The court’s review of the evidence is, of course, governed by the “substantial evidence rule,” and therefore the court’s inquiry is limited to determining whether there is substantial evidence to support the findings or orders of the Commission. Findings or orders so supported are conclusive and binding on the court and may not, in the absence of some irregularity in the proceedings before the Commission or error in the application of rules of law, be set aside. Chicago & North Western Railway Co., et al. v. Atchison, Topeka & Santa Fe Railway Co., et al., 387 U.S. 326, 87 S.Ct. 1585, 18 L.Ed.2d 803 (1967). Substantial evidence is “such relevant evidence as a reasonable mind might accept as adequate to support a conclusion.” Universal Camera Corp. v. National Labor Relations Board, 340 U. S. 474 at 477, 71 S.Ct. 456 at 459, 95 L. Ed. 456 (1951); Consolidated Edison Co. v. National Labor Relations Board, 305 U.S. 197 at 229, 59 S.Ct. 206, 83 L.Ed. 126 (1938).
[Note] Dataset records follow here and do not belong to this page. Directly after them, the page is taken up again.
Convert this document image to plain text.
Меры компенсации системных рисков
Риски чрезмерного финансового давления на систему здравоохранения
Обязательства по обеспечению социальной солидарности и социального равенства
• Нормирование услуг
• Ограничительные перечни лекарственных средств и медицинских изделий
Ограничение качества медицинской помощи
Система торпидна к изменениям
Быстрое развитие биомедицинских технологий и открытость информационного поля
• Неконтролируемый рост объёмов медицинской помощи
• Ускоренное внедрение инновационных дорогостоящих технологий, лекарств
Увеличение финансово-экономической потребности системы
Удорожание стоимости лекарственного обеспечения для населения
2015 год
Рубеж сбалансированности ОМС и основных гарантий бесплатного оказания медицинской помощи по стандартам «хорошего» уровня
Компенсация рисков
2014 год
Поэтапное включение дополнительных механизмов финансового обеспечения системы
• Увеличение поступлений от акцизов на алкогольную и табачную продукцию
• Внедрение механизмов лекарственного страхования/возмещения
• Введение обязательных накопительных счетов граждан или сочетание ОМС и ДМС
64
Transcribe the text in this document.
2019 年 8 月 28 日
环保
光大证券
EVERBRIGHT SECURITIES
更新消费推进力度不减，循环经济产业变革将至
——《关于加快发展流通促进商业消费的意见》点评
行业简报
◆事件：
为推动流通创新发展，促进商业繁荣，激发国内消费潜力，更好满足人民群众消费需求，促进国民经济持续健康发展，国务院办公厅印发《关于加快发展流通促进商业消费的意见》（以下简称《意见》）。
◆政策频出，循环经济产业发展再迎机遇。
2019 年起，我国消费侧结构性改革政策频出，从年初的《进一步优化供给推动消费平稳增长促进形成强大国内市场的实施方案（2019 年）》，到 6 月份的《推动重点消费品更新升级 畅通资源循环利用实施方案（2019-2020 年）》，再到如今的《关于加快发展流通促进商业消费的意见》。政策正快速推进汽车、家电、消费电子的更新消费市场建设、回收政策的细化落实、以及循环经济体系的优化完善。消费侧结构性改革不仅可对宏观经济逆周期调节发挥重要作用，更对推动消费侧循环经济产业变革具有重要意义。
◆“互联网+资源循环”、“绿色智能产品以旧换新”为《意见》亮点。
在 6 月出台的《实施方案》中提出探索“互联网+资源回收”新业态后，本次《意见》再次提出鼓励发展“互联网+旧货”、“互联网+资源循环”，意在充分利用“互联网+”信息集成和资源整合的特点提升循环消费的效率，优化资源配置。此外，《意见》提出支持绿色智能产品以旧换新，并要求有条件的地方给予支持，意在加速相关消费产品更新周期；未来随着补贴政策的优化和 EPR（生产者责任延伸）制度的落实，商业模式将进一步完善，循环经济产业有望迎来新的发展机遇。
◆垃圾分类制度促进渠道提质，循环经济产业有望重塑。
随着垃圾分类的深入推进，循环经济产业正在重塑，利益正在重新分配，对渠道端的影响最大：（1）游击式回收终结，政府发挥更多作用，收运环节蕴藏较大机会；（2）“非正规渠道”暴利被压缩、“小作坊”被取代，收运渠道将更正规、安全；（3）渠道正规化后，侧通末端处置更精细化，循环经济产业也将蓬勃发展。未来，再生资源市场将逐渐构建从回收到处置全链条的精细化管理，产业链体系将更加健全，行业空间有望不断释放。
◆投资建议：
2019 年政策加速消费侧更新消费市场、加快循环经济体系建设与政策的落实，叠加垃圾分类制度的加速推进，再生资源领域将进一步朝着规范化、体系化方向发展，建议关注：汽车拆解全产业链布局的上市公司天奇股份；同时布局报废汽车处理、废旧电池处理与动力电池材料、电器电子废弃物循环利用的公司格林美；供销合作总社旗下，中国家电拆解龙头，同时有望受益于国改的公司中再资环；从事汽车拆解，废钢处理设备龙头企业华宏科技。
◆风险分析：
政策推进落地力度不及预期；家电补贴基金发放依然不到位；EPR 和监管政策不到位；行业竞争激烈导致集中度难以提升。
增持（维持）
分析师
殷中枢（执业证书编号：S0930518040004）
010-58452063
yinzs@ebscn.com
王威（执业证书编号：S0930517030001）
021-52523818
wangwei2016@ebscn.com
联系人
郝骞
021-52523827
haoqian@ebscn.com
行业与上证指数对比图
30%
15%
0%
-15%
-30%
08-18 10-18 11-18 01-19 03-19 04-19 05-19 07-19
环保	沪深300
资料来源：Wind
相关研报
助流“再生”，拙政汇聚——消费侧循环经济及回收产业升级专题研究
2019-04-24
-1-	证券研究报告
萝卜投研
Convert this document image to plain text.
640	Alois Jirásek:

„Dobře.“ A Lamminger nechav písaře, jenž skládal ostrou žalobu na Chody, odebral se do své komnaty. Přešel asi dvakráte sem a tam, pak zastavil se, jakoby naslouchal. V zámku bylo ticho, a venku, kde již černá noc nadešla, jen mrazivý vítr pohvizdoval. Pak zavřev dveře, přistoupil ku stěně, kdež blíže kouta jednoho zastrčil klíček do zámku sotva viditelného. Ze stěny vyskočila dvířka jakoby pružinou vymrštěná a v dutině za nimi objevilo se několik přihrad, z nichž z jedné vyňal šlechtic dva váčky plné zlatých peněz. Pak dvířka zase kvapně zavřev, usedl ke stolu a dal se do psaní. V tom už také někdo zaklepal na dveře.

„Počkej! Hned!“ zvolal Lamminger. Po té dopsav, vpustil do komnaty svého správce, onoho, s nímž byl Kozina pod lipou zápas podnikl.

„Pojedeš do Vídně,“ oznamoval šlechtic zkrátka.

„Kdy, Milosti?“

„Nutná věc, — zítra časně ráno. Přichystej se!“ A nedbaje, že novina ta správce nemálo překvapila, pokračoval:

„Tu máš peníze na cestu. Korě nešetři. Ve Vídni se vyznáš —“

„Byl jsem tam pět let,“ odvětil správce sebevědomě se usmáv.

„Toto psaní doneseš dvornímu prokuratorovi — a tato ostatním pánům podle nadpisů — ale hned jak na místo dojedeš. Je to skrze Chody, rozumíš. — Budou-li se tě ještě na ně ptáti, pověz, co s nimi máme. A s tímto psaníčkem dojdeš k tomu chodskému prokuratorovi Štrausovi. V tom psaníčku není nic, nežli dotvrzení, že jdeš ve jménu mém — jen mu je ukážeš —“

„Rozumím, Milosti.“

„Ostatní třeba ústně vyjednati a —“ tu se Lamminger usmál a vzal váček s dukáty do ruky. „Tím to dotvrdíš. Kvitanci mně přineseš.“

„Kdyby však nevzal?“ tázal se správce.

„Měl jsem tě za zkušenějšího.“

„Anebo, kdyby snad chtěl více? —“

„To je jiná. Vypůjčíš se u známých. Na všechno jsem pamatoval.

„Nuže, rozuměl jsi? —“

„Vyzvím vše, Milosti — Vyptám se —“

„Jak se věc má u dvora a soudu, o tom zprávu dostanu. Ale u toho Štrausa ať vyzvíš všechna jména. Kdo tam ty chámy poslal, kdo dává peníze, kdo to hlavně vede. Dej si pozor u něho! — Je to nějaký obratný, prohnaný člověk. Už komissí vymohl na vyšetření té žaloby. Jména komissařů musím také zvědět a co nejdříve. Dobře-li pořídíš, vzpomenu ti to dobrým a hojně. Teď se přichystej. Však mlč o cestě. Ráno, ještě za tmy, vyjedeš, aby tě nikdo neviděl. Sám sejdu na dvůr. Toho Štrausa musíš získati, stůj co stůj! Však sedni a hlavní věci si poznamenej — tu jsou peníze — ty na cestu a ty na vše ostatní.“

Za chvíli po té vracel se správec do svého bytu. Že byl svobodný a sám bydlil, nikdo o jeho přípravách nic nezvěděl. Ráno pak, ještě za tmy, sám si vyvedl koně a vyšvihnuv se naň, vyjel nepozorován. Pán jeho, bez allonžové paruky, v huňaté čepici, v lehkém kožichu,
Indiana Transit Service, Inc., hereinafter referred to as Indiana Transit, filed a complaint with the Commission on October 14, 1966, alleging that Feature Film in transporting motion picture film between points in Indiana was operating as a common carrier in interstate commerce without authorization from the Commission as required by Section 206(a)(1) of the Interstate Commerce Act, 49 U.S.C. § 306(a)(1). The matter was assigned for handling under the Commission’s “modified procedure,” a system whereby evidence and arguments of the parties are submitted to the Commission in written rather than oral form.

Following a. hearing in the Complaint Case before Hearing Examiner Edith H. Cockrill, the Examiner found that Feature Film was not in violation of the Interstate Commerce Act and recommended that the complaint of Indiana Transit Service, Inc. be dismissed.

The Examiner’s findings disclose that Indiana Transit is a motor common carrier and holds authority from the Commission to transport motion picture film between points in Indiana, Kentucky, and Ohio. Prior to the time that Feature Film commenced operations in October 1965, Indiana Transit had approximately 150 film accounts in the State of Indiana, and at the time of the hearing leading to the 'Examiner’s report and recommendation, served April 14,1967, it had only two of these accounts. For the nine-month period beginning January 1, 1965, Indiana Transit’s revenue from the transportation of film was $120,298.-00, and for the comparable period of 1966 it had realized only $2,617.00.

Feature Film denied that it was operating in interstate commerce, and therefore, subject to the provisions of the Interstate Commerce Act. The issues before the Examiner were whether the operations of Feature Film were interstate or intrastate, and if interstate, whether Indiana Transit was entitled to collect damages.